Belakangan pedagang siomai mulai bertambah, tetapi itu masih atas rekomendasi Wak. Mereka masih berasal dari satu kabupaten dengan Wak. Dia yang mengajak mereka ke Pangururan.
Dalam sehari Wak tidak tahu persis berapa porsi siomai yang terjual, tapi setiap minggu dia menghabiskan 20 kilogram kentang dan dua karung tepung. Wak mengaku semua kandungan siomainya berbahan alami. “Pernah diperiksa dari Dinas Kesehatan Samosir. Saya bilang tidak pakai sodium atau sari manis. Pakai gula asli, penyedap rasa dikit-dikit,” katanya.
Ketika ditanya berapa omzetnya per hari, Wak mengaku tidak menentu. “Paling dapat lima ratus, enam ratus, tujuh ratus [ribu rupiah]. Usaha kecil-kecilan, yang penting halal,” katanya. Bila dirata-ratakan, dalam sebulan omzet Wak bisa mencapai Rp15 juta sampai dengan Rp18 juta. “Ya, alhamdulillah, rezeki dari Tuhan,” katanya.
Dari jualan siomai, Wak bisa membantu anak-anaknya membangun rumahnya masing-masing. Enam anaknya di Tasikmalaya sudah dibuatkannya rumah. “Sebelum mereka menikah biar mereka punya rumah,” katanya. Sebagai orang tua, Wak merasa memiliki kewajiban untuk membantu anak-anaknya meskipun tinggal saling berjauhan. Dua anaknya pun diajaknya ke Pangururan. Satu berjualan roti bakar, dan satu lagi berjualan batagor.

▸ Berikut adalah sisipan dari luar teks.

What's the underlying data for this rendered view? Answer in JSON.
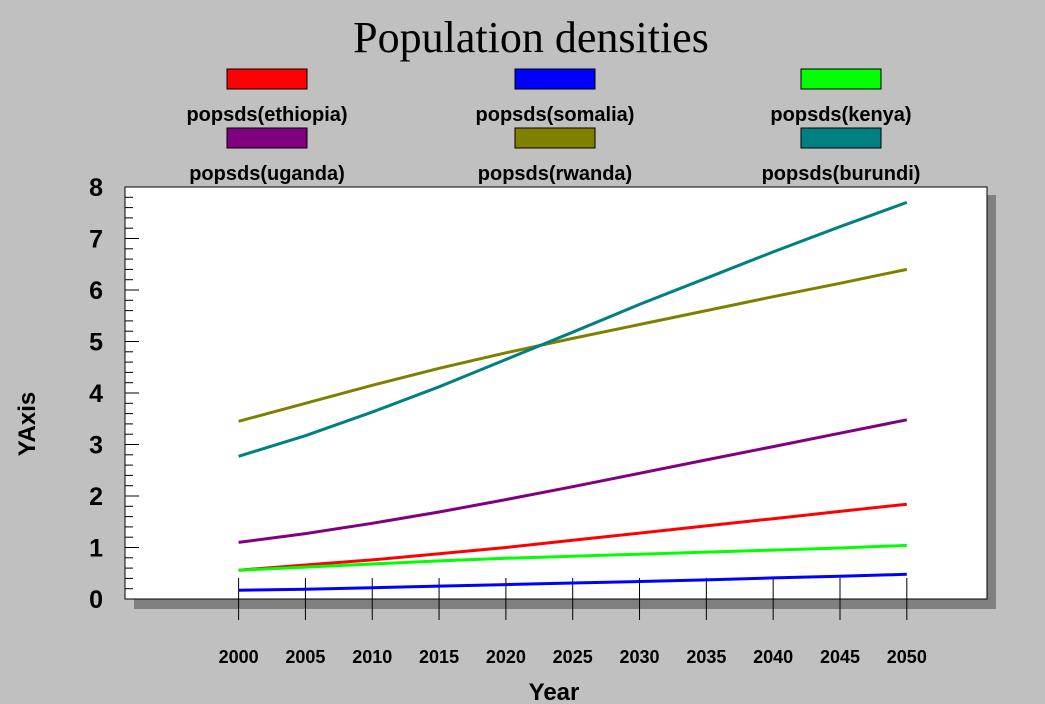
{
  "chart_data": {
    "type": "line",
    "title": "Population densities",
    "xlabel": "Year",
    "ylabel": "YAxis",
    "x": [
      2000,
      2005,
      2010,
      2015,
      2020,
      2025,
      2030,
      2035,
      2040,
      2045,
      2050
    ],
    "xlim": [
      1991.5,
      2056
    ],
    "ylim": [
      0,
      8
    ],
    "y_ticks": [
      0,
      1,
      2,
      3,
      4,
      5,
      6,
      7,
      8
    ],
    "grid": false,
    "legend_position": "top",
    "series": [
      {
        "name": "popsds(ethiopia)",
        "color": "#ff0000",
        "values": [
          0.56,
          0.66,
          0.76,
          0.88,
          1.0,
          1.14,
          1.28,
          1.42,
          1.56,
          1.7,
          1.84
        ]
      },
      {
        "name": "popsds(somalia)",
        "color": "#0000ff",
        "values": [
          0.17,
          0.19,
          0.22,
          0.25,
          0.28,
          0.31,
          0.34,
          0.37,
          0.41,
          0.44,
          0.48
        ]
      },
      {
        "name": "popsds(kenya)",
        "color": "#00ff00",
        "values": [
          0.56,
          0.62,
          0.68,
          0.74,
          0.79,
          0.83,
          0.87,
          0.91,
          0.95,
          0.99,
          1.04
        ]
      },
      {
        "name": "popsds(uganda)",
        "color": "#800080",
        "values": [
          1.1,
          1.27,
          1.47,
          1.69,
          1.93,
          2.18,
          2.44,
          2.7,
          2.96,
          3.22,
          3.48
        ]
      },
      {
        "name": "popsds(rwanda)",
        "color": "#808000",
        "values": [
          3.45,
          3.8,
          4.15,
          4.48,
          4.78,
          5.06,
          5.33,
          5.6,
          5.87,
          6.13,
          6.4
        ]
      },
      {
        "name": "popsds(burundi)",
        "color": "#008080",
        "values": [
          2.77,
          3.17,
          3.63,
          4.12,
          4.65,
          5.18,
          5.72,
          6.23,
          6.74,
          7.23,
          7.7
        ]
      }
    ]
  }
}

Di Pangururan, Wak tinggal bersama dengan istri dan kedua anaknya itu. Setiap tahun, pada saat Lebaran, mereka selalu pulang ke kampung halaman di Tasikmalaya untuk berkumpul dengan keluarga. Dia selalu rindu akan kampungnya meskipun dia merasa nyaman tinggal di Pulau Samosir yang mayoritas penduduknya orang Batak beragama Kristen. Selama 11 tahun tinggal di ibu kota Kabupaten Samosir, dia mengaku tidak pernah mendapat diskriminasi.
Di Pangururan ini Wak punya perkumpulan sesama pedagang muslim. Ada orang Sunda, Jawa, Padang, dan beragam suku lainnya. Bila ada yang kemalangan, mereka wajib mengunjungi rumah duka. Sebaliknya, bila ada yang menggelar acara pesta, mereka juga saling mengundang. “Belum lama ini ada meninggal teman penjual sate, orang Padang, rumahnya di arah Ronggur sana. Kami datang ramai-ramai ke sana,” katanya.